E eles aconteceram, no final de junho, na Meia Maratona do Rio, quando Cris cravou 2 horas, 04 minutos e 08 segundos nos 21 km, quase dois minutos à frente de Bete (2h05min49s), aproveitando-se de uma lesão da nipônica. É certo que, após tal resultado, Cris resolveu desgrudar de Bete, mirando novos desafios: declarou publicamente que faria maratonas (Berlim) e ultras (Praias & Trilhas de Florianópolis) até o fim deste ano. Lançou-se no difícil “Desafio Castelhanos Topo”, concluindo os 24 km de muita subida de Ilha Bela em 2 horas, 23 minutos e 51 segundos (veja mais detalhes em http://www.ectavares.com.br/noticia.php?id=190 ), faturando, pasmem, o quinto lugar na classificação geral (por favor, não me perguntem o número total de mulheres inscritas na prova, hehehehe)!

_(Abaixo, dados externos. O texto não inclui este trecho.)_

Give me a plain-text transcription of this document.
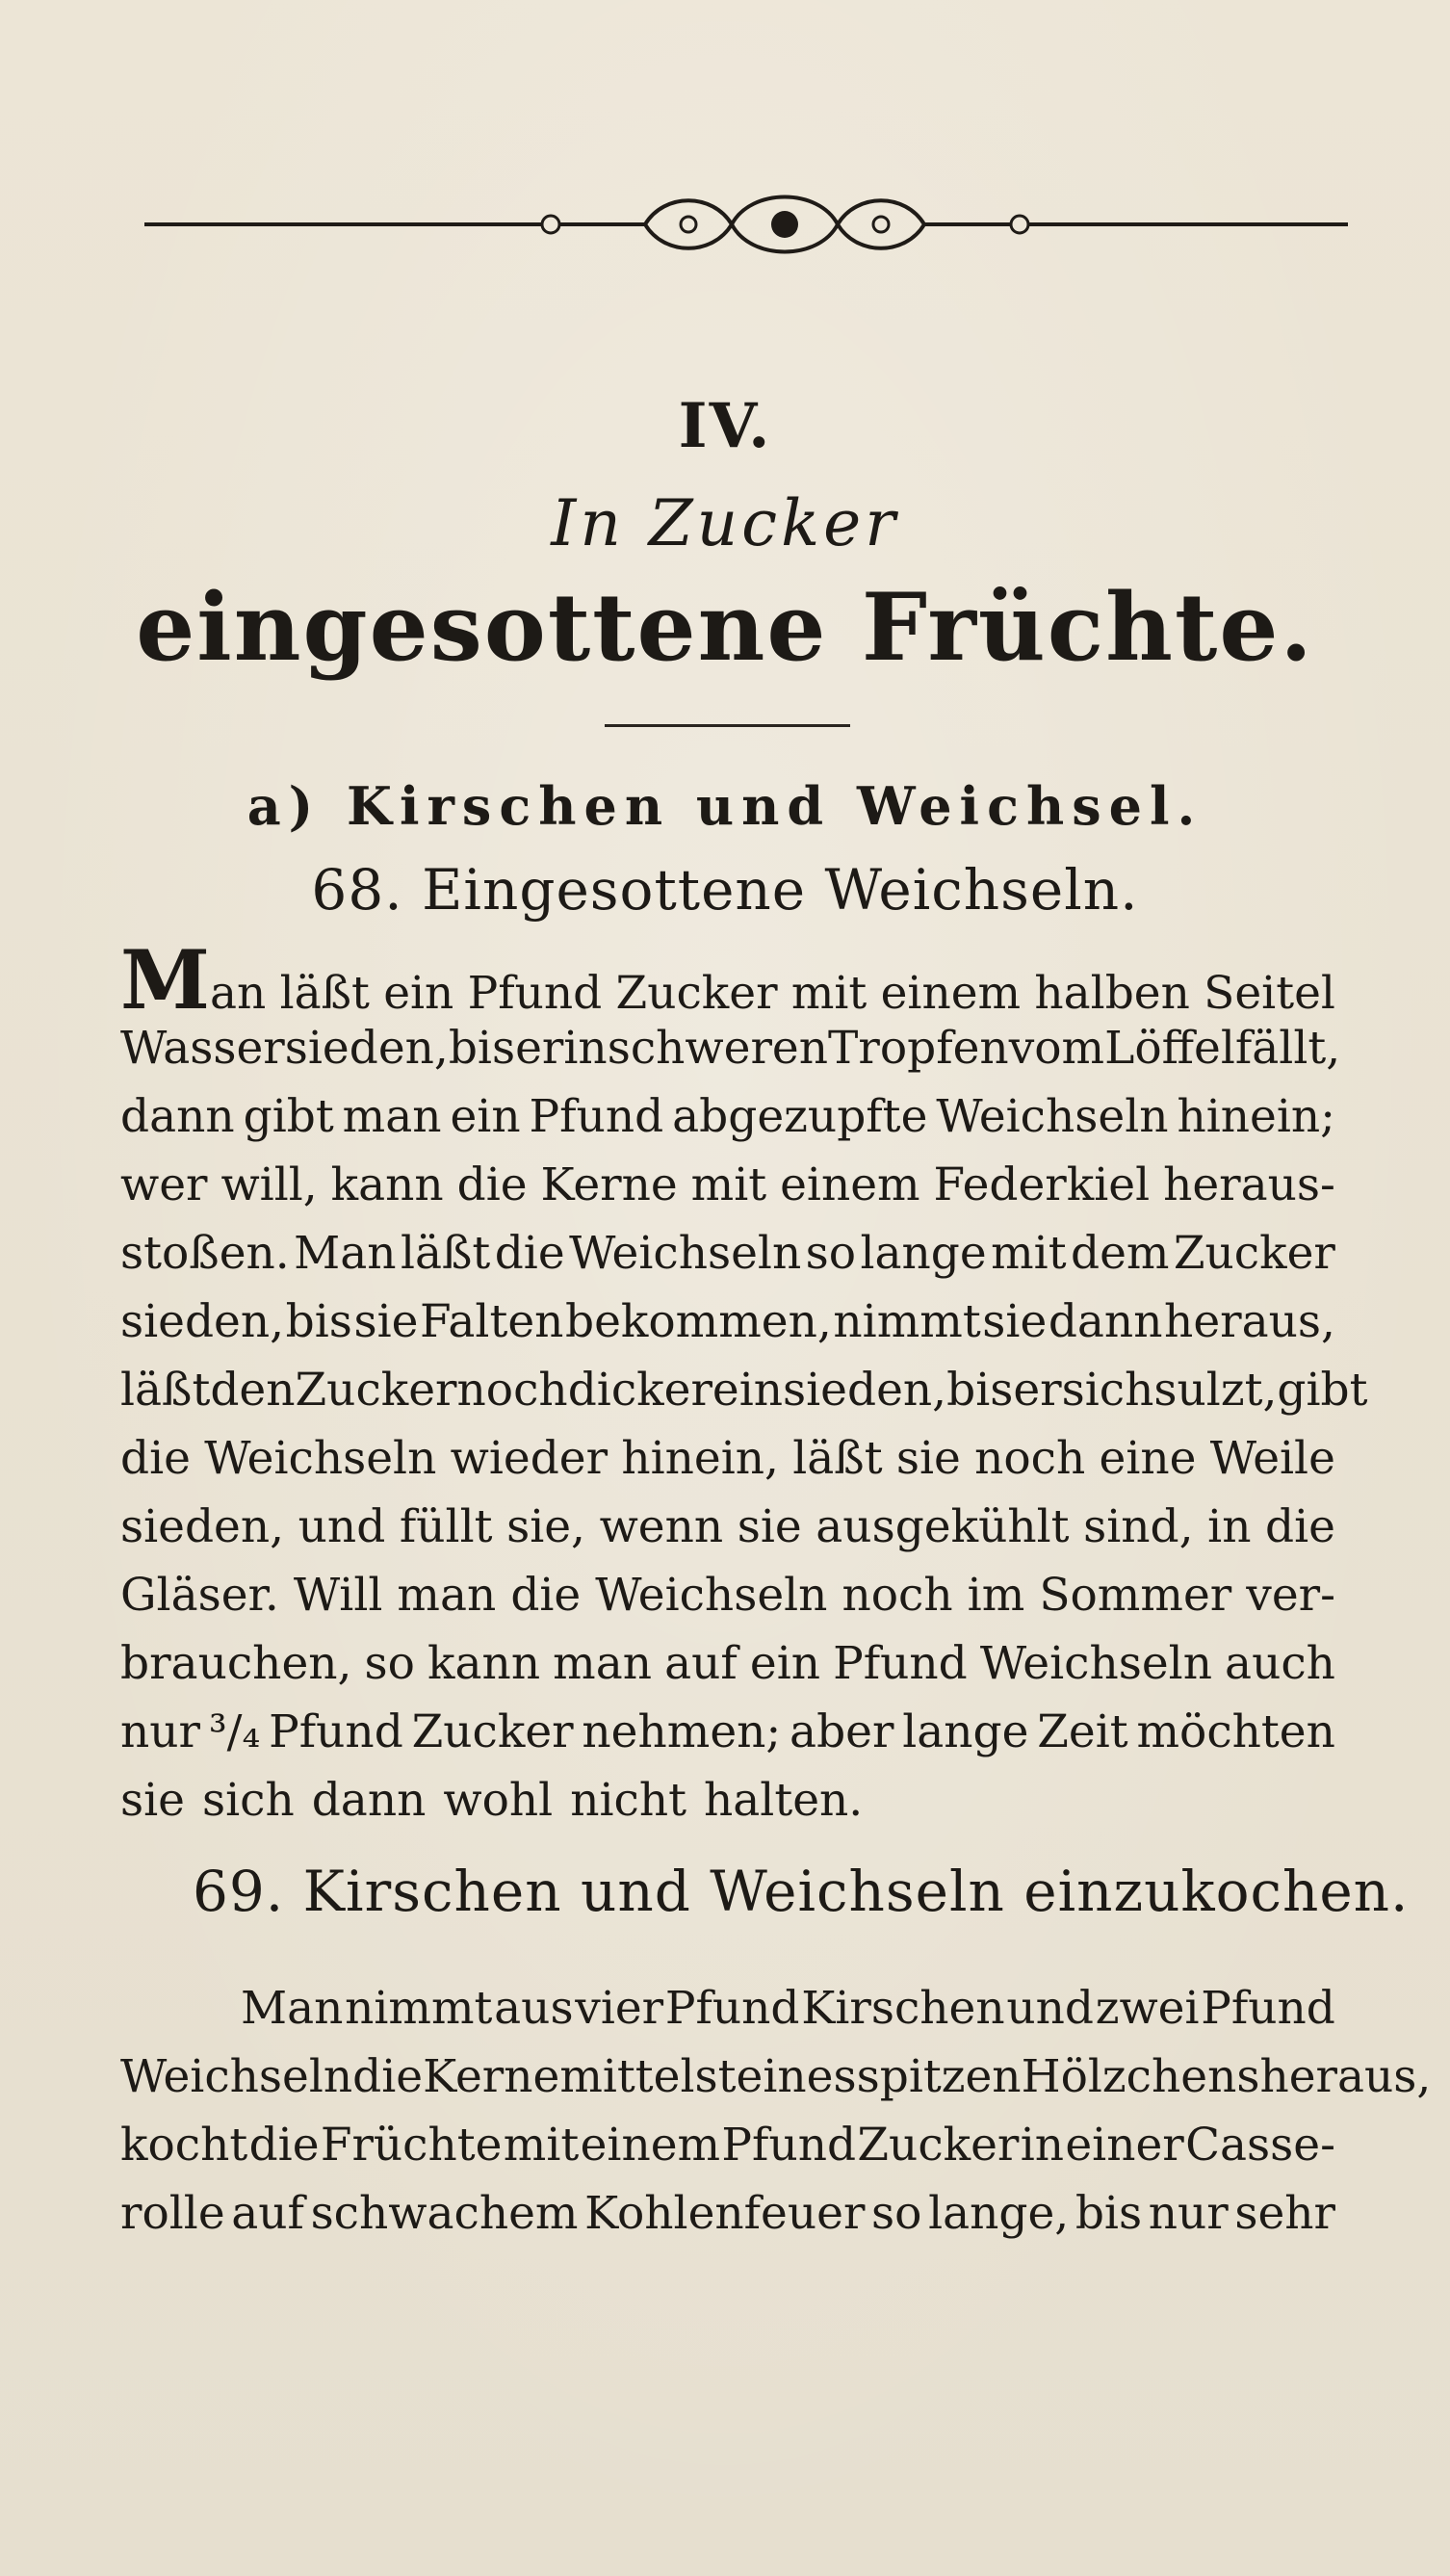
IV.
In Zucker
eingesottene Früchte.
a) Kirschen und Weichsel.
68. Eingesottene Weichseln.
Man läßt ein Pfund Zucker mit einem halben Seitel
Wasser sieden, bis er in schweren Tropfen vom Löffel fällt,
dann gibt man ein Pfund abgezupfte Weichseln hinein;
wer will, kann die Kerne mit einem Federkiel heraus-
stoßen. Man läßt die Weichseln so lange mit dem Zucker
sieden, bis sie Falten bekommen, nimmt sie dann heraus,
läßt den Zucker noch dicker einsieden, bis er sich sulzt, gibt
die Weichseln wieder hinein, läßt sie noch eine Weile
sieden, und füllt sie, wenn sie ausgekühlt sind, in die
Gläser. Will man die Weichseln noch im Sommer ver-
brauchen, so kann man auf ein Pfund Weichseln auch
nur ³/₄ Pfund Zucker nehmen; aber lange Zeit möchten
sie sich dann wohl nicht halten.
69. Kirschen und Weichseln einzukochen.
Man nimmt aus vier Pfund Kirschen und zwei Pfund
Weichseln die Kerne mittelst eines spitzen Hölzchens heraus,
kocht die Früchte mit einem Pfund Zucker in einer Casse-
rolle auf schwachem Kohlenfeuer so lange, bis nur sehr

Não contente, e ensaiando seus passos de potencial substituta da ironwoman Fernanda Keller, subiu ao podium, tirou fotos com seu primeiro troféu e rumou de volta à SP para, na manhã seguinte, se posicionar em frente ao estádio Paulo Machado de Carvalho (vulgo Pacaembu), a fim de faturar mais uma medalhinha para sua turbinada coleção, a da etapa de inverno do Circuito das Estações Adidas!!!

Duas semanas depois e após ótima participação nos 25 km da Corpore, Cristina Rodrigues foi até Mogi das Cruzes, correr os 15 km do Desafio Flexpé, e fechou o rápido e plano percurso com o tempo líquido de 1 hora, 20 minutos e 53 segundos. Referida marca lhe valeu o ingresso nos “melhores em performance” da Corpore, levantando polêmica acerca da queda de nível que a tradicional entidade paulista de corredores vem apresentando nos últimos tempos.

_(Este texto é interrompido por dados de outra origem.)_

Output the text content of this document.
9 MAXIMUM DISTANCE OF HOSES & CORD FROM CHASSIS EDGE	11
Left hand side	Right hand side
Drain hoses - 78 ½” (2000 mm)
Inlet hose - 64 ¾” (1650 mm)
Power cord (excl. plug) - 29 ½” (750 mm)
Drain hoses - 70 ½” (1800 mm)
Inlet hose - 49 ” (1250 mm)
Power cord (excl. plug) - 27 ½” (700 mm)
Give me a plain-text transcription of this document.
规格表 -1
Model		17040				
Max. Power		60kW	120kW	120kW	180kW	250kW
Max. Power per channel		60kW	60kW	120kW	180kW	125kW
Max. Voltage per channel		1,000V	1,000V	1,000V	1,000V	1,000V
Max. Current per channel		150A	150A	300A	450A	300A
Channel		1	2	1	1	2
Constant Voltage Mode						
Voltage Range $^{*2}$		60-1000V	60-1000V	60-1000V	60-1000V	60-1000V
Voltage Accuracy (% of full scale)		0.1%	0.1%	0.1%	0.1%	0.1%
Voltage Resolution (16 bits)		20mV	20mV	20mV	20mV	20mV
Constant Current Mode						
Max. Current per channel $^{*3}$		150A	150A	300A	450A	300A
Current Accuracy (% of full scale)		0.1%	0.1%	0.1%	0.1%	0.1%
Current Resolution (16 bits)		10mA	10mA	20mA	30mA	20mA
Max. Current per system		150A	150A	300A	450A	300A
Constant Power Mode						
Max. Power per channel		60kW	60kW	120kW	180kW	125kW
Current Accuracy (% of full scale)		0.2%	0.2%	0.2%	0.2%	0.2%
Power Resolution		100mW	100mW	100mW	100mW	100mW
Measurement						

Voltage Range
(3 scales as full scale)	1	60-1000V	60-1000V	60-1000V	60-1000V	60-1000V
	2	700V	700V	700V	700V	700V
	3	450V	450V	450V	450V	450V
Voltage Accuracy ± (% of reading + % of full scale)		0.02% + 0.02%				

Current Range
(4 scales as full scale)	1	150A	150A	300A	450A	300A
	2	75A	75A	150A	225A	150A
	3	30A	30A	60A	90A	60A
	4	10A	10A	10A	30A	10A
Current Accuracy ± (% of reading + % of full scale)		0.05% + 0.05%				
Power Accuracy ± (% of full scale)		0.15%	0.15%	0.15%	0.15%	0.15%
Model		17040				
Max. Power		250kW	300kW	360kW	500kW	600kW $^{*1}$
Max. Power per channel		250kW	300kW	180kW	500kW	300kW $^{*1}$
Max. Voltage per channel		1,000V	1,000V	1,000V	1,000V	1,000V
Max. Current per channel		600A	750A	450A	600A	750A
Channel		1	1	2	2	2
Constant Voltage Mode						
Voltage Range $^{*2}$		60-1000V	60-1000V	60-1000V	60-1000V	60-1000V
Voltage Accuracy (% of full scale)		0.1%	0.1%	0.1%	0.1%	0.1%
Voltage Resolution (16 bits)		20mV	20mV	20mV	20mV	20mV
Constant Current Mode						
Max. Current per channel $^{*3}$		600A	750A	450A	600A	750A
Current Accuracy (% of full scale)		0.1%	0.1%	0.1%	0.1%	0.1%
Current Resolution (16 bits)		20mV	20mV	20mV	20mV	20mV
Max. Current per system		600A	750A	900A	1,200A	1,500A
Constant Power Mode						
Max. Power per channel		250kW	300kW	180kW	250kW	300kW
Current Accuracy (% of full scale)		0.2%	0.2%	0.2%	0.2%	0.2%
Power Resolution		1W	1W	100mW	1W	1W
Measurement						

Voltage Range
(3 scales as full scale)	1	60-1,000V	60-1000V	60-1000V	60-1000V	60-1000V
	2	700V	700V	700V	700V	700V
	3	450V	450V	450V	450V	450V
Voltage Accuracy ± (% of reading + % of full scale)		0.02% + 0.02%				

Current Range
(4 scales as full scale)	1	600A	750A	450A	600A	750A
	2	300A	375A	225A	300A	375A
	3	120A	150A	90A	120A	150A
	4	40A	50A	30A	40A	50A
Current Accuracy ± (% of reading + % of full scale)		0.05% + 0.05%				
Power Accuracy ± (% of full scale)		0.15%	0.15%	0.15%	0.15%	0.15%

Por sua vez, Bete não assistiu a tudo isso passivamente. Ainda em julho, provou no 2° teste de 5.000 metros do ano que continua em evolução (baixou o seu tempo em quase um minuto) e no último dia 14 de agosto, compareceu ao treino da manhã com um número de peito com os seguintes dizeres: “Bete 46:23 - Cris 46:48”, demonstrando que o equilíbrio e a (saudável) rivalidade entre as duas continua de vento em popa!

Quem será que ganhará a parada? Por enquanto, só temos certeza que a E.C. Tavares está ganhando com toda essa brincadeira, afinal, ambas são grandes amigas e têm demonstrado constante evolução em suas performances.

Que Lucélia, Narloch, Baldaia, Sirlene, Marizete, Marily, Pretinha, Rosangela e Ana Luiza “Animal” que se cuidem: Bete e Cris prometem botar pra quebrar!!!